Organizing research data with Intake

As someone providing engineering and infrastructure support for a small data science team, I’ve seen firsthand how the right tool can dramatically improve team productivity. Our team recently discovered Intake, a data cataloging tool by Anaconda that transformed how we work with Python-based data science projects.

Like many data science teams, we deal with data arriving through various channels, e.g., batch data in AWS S3, email-attached spreadsheets, and transformations of existing datasets. Before implementing Intake, our data scientists faced challenges in accessing datasets. They needed to:

Know the dataset existed
Locate its specific storage location
Understand the download process
Determine which Python library and arguments were needed to open it

This cognitive overhead was taking valuable time away from actual data science work.
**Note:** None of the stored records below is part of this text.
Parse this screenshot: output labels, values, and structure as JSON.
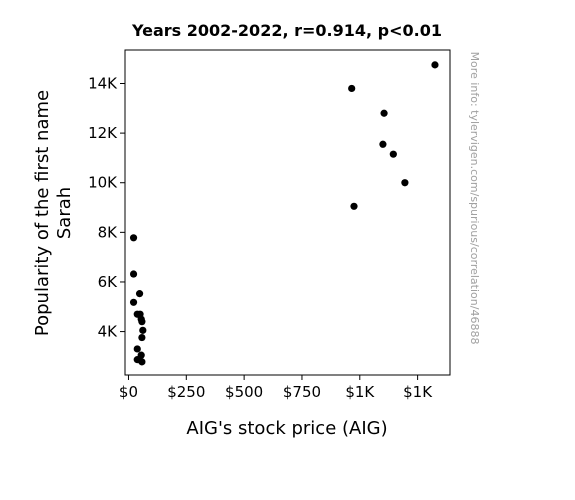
{
  "chart_data": {
    "type": "scatter",
    "title": "Years 2002-2022, r=0.914, p<0.01",
    "xlabel": "AIG's stock price (AIG)",
    "ylabel_lines": [
      "Popularity of the first name",
      "Sarah"
    ],
    "side_note": "More info: tylervigen.com/spurious/correlation/46888",
    "xlim": [
      -15,
      1390
    ],
    "ylim": [
      2250,
      15350
    ],
    "x_ticks": [
      {
        "value": 0,
        "label": "$0"
      },
      {
        "value": 250,
        "label": "$250"
      },
      {
        "value": 500,
        "label": "$500"
      },
      {
        "value": 750,
        "label": "$750"
      },
      {
        "value": 1000,
        "label": "$1K"
      },
      {
        "value": 1250,
        "label": "$1K"
      }
    ],
    "y_ticks": [
      {
        "value": 4000,
        "label": "4K"
      },
      {
        "value": 6000,
        "label": "6K"
      },
      {
        "value": 8000,
        "label": "8K"
      },
      {
        "value": 10000,
        "label": "10K"
      },
      {
        "value": 12000,
        "label": "12K"
      },
      {
        "value": 14000,
        "label": "14K"
      }
    ],
    "marker_color": "#000000",
    "points": [
      {
        "x": 1325,
        "y": 14750
      },
      {
        "x": 965,
        "y": 13800
      },
      {
        "x": 1105,
        "y": 12800
      },
      {
        "x": 1100,
        "y": 11550
      },
      {
        "x": 1145,
        "y": 11150
      },
      {
        "x": 1195,
        "y": 10000
      },
      {
        "x": 975,
        "y": 9050
      },
      {
        "x": 22,
        "y": 7780
      },
      {
        "x": 22,
        "y": 6320
      },
      {
        "x": 48,
        "y": 5530
      },
      {
        "x": 22,
        "y": 5180
      },
      {
        "x": 38,
        "y": 4700
      },
      {
        "x": 50,
        "y": 4700
      },
      {
        "x": 55,
        "y": 4500
      },
      {
        "x": 58,
        "y": 4400
      },
      {
        "x": 62,
        "y": 4050
      },
      {
        "x": 58,
        "y": 3760
      },
      {
        "x": 38,
        "y": 3300
      },
      {
        "x": 55,
        "y": 3050
      },
      {
        "x": 38,
        "y": 2870
      },
      {
        "x": 58,
        "y": 2780
      }
    ]
  }
}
Intake offered us an elegant solution through its lightweight interface and plugin system. We packaged it into a pip-installable library containing our data catalog, allowing data scientists to access datasets easily. Instead of juggling multiple parameters and commands, they could now load data with a clean, intuitive syntax:

1
catalog.category.dataset.read()

The beauty of this approach is that data scientists don’t need to know the underlying S3 infrastructure; they can focus purely on their analytical work.

To make this system reliable, we implemented several key components:

A YAML-based catalog definition system for organizing our data assets
An internal Python package distributed through our private repository
Nightly automated tests ensuring dataset accessibility
A custom Intake plugin (which we open-sourced as intake-pattern-catalog) for handling parameterized file paths and versioned files

This seemingly simple change had profound effects on our workflow. It eliminated:

Friction in data access
Redundant boilerplate code
Reliance on unwritten institutional knowledge
The constant need to search StackOverflow for boto3 solutions

Most importantly, it shortened feedback loops - a critical factor in data science productivity - allowing our team to focus on model development rather than data access logistics.